In the annals of both-sides-isms, this is a doozy: Washington Post reporter Ed O'Keefe reports from nearby a Republican fainting couch on the threat that Democrats—let us pause to brace ourselves against the alarming charge—may go against traditional happy puppy comity when it comes to some of Donald Trump's (cough) more unusual presidential nominees.
Democratic senators plan to aggressively target eight of Donald Trump’s Cabinet nominees in the coming weeks and are pushing to stretch their confirmation votes into March — an unprecedented break with Senate tradition.
I know that this is bringing up things from the before-times of, say, five minutes ago, but for the span of nearly one full year the Republican Senate refused to allow a sitting president to nominate any nominee, period, to the Supreme Court of the United States.
Not because the nominee was a bad nominee.
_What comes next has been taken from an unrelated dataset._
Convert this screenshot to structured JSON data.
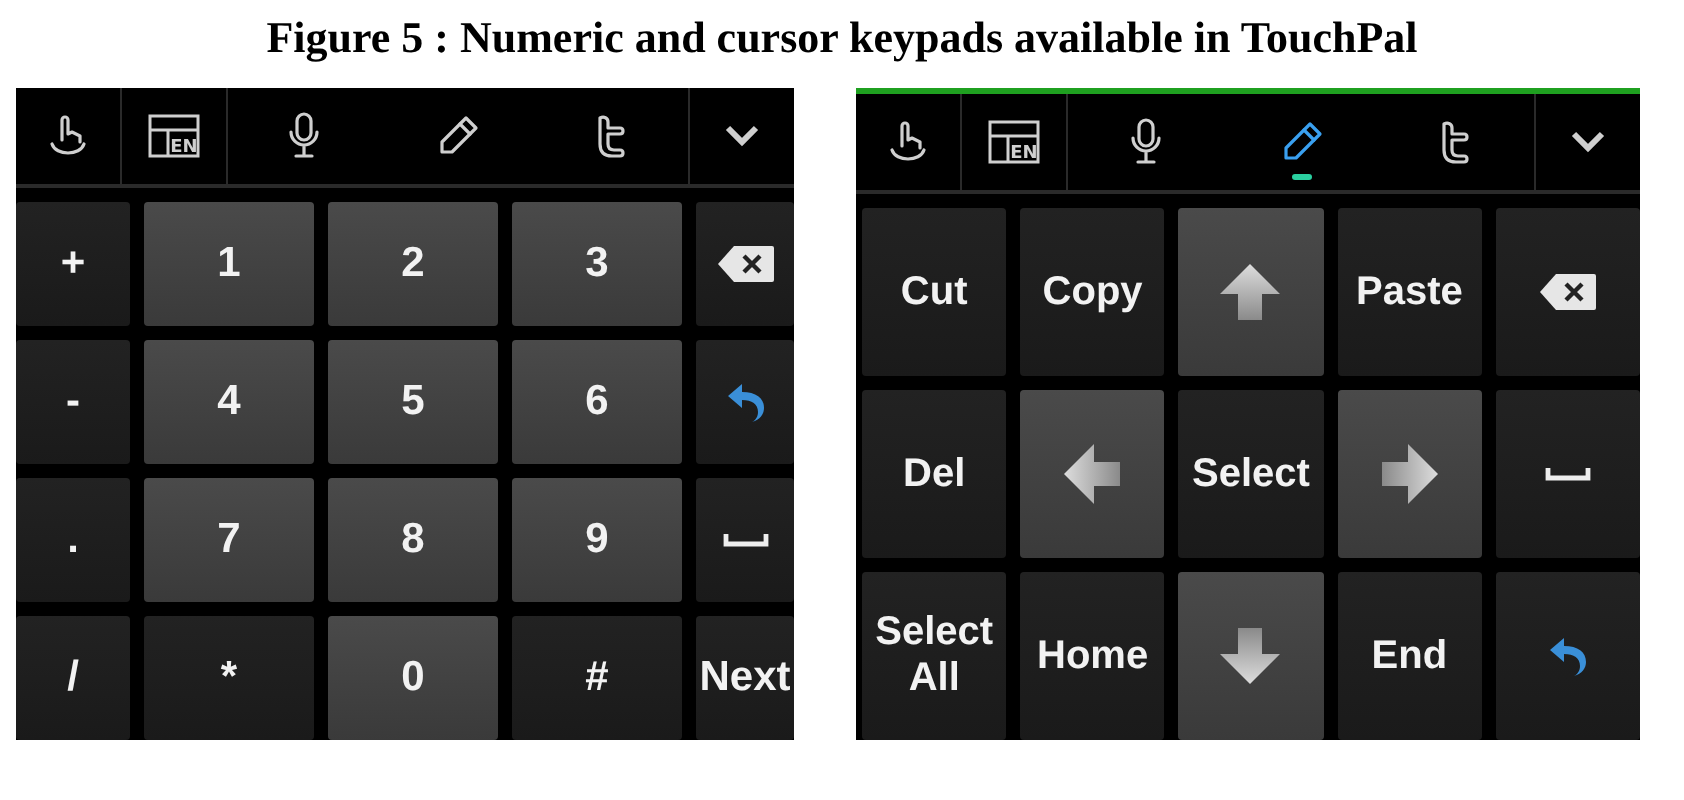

Not because the nominee was controversial, or because more information needed to be gathered. The refusal was because Republican senators simply did not agree that the sitting president had the right or constitutional duty to fill the seat at all, with anyone, because those Republican senators did not want him to. So there were no hearings. There were no questions. There was, according to Senate Republicans, no legitimate right of their president to nominate a new justice at all—because they said so.
So unless Senate Democrats are announcing that Donald Trump isn't allowed to have a Cabinet at all, delaying some of the more controversial nominees by ten weeks or so ain't an "unprecedented break with Senate tradition." If we're hitting March of 2018 and Senate Democrats are still blocking some of Donald Trump's nominees, call me the hell back up and I'll have the official journalism fainting couch reupholstered at my personal goddamn expense so everyone can have a good, solid professional pundit vapor-storm over the lack of comity. Otherwise, shut the hell up.
All right, though, let's see what's really going on here in this unprecedented break with the valued traditions of the Senate that everybody gives so very many shits about again as of—hang on, let me check my watch—this freaking afternoon. What, pray tell, is the drama that will be requiring us to put on our new can't everybody get along pundit faces while we all make mewing noises about this terrible new development that will Make The Senate A Sadder Place?
Such delays would upend Republican hopes of quickly holding hearings and confirming most of Trump’s top picks on Inauguration Day. But Democrats, hamstrung by their minority status, are determined to slow-walk Trump’s picks unless they start disclosing reams of personal financial data they’ve withheld so far, according to senior aides.
You're ... you're kidding me, right?
So the issue is that eight or so of Trump's most controversial picks, people like Exxon's Rex Tillerson, the anti-public-education Betsy DeVos, the wealthy fast food magnate Andrew Putzer and Scott Pruitt, who still hasn't managed to explain how industry-written talking points ended up getting shipped out on his Attorney General office letterhead in stalwart battle to protect America's most polluting industries—the issue is that the last of them may not be confirmed until March if they continue to withhold financial information about how their new government posts may or may not being used to crookedly enrich their already rich selves. And if they do withhold it? They'll be confirmed anyway, but it might take as many weeks as it takes for your average state to mail you a new drivers license.
That's it.
Oh, the horror. Oh, the lack of comity. Oh, the mere thought that some of these unqualified millionaires and billionaires appointed to, most observers can agree, weaken and/or gut the government agencies they are being appointed to may have to wait until March to possibly be crooked or possibly not be crooked. How will the republic survive. Truly, this is the biggest test of our democracy we have faced since at least last Tuesday. I for one am online right now, looking up how to build a survival bunker so that my child may live through this apocalypse and come out the other side, hopefully into a new future where Rex Fucking Tillerson's motives are not questioned and Betsy DeVos doesn't have to disclose whether she does or doesn’t make a buck off closing America's public schools. Live, my child. Live, and hope for the return of better days. Live, and after the fires die down rebuild the fainting couches so that our professional pundit class may continue to have the vapors as God and Patrick Freaking Henry intended.
The current president was denied, for reasons having nothing at all to do with his non-whiteness or the devolution of the Republican Party into a Constitution-punching you lie-shouting Jade Helm-believing-in secret-Muslim-secret-not-a-citizen-secretly-in-league-with-communists-suspecting pack of shrieking howler monkeys, the constitutionally mandated duty of filling a Supreme Court vacancy—to say nothing of countless other vacancies up and down the federal courts and elsewhere in government—because the Republican senators didn't feel like it.
Now the signal fires are being lit because a collection of people worth billions of dollars who don't feel like filling out paperwork may have to wait until March to get their names stenciled on their parking spaces?
I'm going to fire your fainting couches into the sun. I'm going to crowdsource a rocket, I'm going to hire Elon Musk to build the rocket, and I'm going to find your damn fainting couches and fire them into the sun. Our sun. The big one.
And then I'm going to feed comity to my family pets and send you the videotapes of me doing it.